EN LA RED: ¿El futuro está en el teletrabajo?
 


 

 

Hace tan sólo unos años era una completa utopía, pero las cosas han cambiado. Las nuevas tecnologías han afectado a muchos sectores; entre ellos, a los procesos y las relaciones entre la empresa y los trabajadores.

El teletrabajo surge como una alternativa al empleo presencial y, en muchos países, se está imponiendo con fuerza.

La principal responsabilidad de que el teletrabajo esté implantándose en la sociedad es, sin duda, de Internet y la banda ancha. Ante la posibilidad de que el empleado esté permanentemente conectado a la empresa desde casa se reduce la necesidad de que tenga que presentarse físicamente en ella.

Ante esta situación, se deduce una consecuencia posterior. El teléfono móvil ya supuso un gran avance a favor de la movilidad de los empleados y en el futuro se espera que sea la tecnología Wi-Fi la que tome la alternativa. Cualquier lugar puede convertirse en una improvisada oficina, con lo que el empleado, además de ganar en libertad de horario, gana también en libertad de movimiento.

En principio, el teletrabajo fue descartado por numerosas compañías porque generaba desconfianza. Se pensaba que reducía la productividad y disminuían las posibilidades de "controlar" al empleado al desconocer cuántas horas exactas necesitaba para desarrollar su trabajo. Sin embargo, aunque este aspecto siga causando recelo en numerosas compañías, las empresas también han sabido ver el lado positivo.

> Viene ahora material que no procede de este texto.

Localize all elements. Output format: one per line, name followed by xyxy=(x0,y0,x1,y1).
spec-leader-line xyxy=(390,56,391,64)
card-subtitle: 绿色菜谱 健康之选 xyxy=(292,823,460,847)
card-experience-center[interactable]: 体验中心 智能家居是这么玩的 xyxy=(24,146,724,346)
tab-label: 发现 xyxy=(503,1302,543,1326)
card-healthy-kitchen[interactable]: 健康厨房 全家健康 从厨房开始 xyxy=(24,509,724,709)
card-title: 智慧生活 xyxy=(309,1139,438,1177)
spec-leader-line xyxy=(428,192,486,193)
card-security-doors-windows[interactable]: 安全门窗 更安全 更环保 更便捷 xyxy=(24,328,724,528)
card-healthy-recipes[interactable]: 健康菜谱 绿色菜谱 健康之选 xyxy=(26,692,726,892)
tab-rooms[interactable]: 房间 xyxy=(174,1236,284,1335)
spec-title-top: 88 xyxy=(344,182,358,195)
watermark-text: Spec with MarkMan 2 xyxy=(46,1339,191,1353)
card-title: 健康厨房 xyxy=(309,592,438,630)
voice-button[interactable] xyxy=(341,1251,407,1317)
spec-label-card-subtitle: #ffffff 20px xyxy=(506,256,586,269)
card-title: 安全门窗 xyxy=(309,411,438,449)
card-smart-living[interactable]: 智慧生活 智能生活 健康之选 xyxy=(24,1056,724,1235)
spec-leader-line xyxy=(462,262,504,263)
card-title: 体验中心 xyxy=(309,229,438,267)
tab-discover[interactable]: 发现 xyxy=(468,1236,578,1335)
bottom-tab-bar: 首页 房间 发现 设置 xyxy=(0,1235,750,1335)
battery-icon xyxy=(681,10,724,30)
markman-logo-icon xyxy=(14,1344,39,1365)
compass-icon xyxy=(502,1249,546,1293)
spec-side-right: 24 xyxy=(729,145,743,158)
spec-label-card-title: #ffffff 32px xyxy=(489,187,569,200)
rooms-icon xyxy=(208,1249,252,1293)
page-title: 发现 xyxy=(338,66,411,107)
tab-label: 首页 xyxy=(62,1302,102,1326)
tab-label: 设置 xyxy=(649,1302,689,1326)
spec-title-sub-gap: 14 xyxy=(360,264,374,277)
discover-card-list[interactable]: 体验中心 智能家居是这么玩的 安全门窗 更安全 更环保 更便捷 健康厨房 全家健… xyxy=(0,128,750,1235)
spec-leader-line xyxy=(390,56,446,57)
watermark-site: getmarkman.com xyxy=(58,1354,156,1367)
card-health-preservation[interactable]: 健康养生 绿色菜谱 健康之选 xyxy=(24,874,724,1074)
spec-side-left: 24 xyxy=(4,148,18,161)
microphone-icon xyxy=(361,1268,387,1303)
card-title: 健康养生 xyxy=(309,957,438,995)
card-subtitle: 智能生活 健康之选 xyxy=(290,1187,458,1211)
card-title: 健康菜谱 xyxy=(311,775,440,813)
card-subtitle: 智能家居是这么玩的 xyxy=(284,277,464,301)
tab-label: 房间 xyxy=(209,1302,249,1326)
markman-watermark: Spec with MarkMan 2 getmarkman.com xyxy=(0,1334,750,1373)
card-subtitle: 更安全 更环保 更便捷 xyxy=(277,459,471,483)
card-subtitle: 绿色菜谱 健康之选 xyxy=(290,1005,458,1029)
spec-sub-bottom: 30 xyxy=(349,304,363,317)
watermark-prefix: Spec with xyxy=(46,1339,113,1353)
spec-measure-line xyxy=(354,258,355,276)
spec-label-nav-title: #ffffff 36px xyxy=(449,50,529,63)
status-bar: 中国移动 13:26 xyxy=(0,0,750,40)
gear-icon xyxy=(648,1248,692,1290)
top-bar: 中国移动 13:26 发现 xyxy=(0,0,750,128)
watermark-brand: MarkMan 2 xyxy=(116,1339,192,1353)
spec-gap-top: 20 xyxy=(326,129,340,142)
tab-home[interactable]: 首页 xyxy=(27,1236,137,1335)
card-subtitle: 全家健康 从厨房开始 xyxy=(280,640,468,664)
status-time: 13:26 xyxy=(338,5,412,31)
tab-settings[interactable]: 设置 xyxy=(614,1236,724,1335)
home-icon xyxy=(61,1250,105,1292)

Si los trabajadores deciden desempeñar sus tareas desde casa, el gasto en espacio y en infraestructuras para las compañías disminuye enormemente. Es el caso, por ejemplo, de una empresa de las dimensiones de Intel. La compañía comenzó con esta experiencia a principios de los años 90 y dio a elegir a sus trabajadores la opción de trabajar desde la oficina o desde casa. Voluntariamente, cada uno de ellos decidió lo más conveniente y el resultado son unos cuantiosos beneficios para Intel a pesar de que sólo dispone de dos grandes sedes en Alemania e Inglaterra y en el resto de países pequeñas oficinas para reuniones concretas.

Aunque España no es de los países en los que el teletrabajo esté más avanzado, lo cierto es que la tendencia no deja de aumentar. Según los últimos estudios, el 53% de las empresas de nuestro país ofrecen la posibilidad del teletrabajo. El porcentaje es superior al de países como el Reino Unido, pero todavía queda muy por debajo de los niveles de Suecia y Holanda, con el 78% y el 73% respectivamente. Esto por no hablar de Japón, en los que el porcentaje asume los niveles más elevados del momento.

Otro dato significativo en este aspecto es que, en España, todavía seis de cada diez empresarios desconfían de este sistema de trabajo, por lo que cabe esperar aún mucho tiempo antes de que el teletrabajo sea una realidad generalizada en nuestro país. Lo que sí es evidente es que la tendencia está cambiando y, con ella, una forma de entender, no tan sólo las tareas diarias de cada uno, sino también las tecnologías y los modos de vida de toda una sociedad.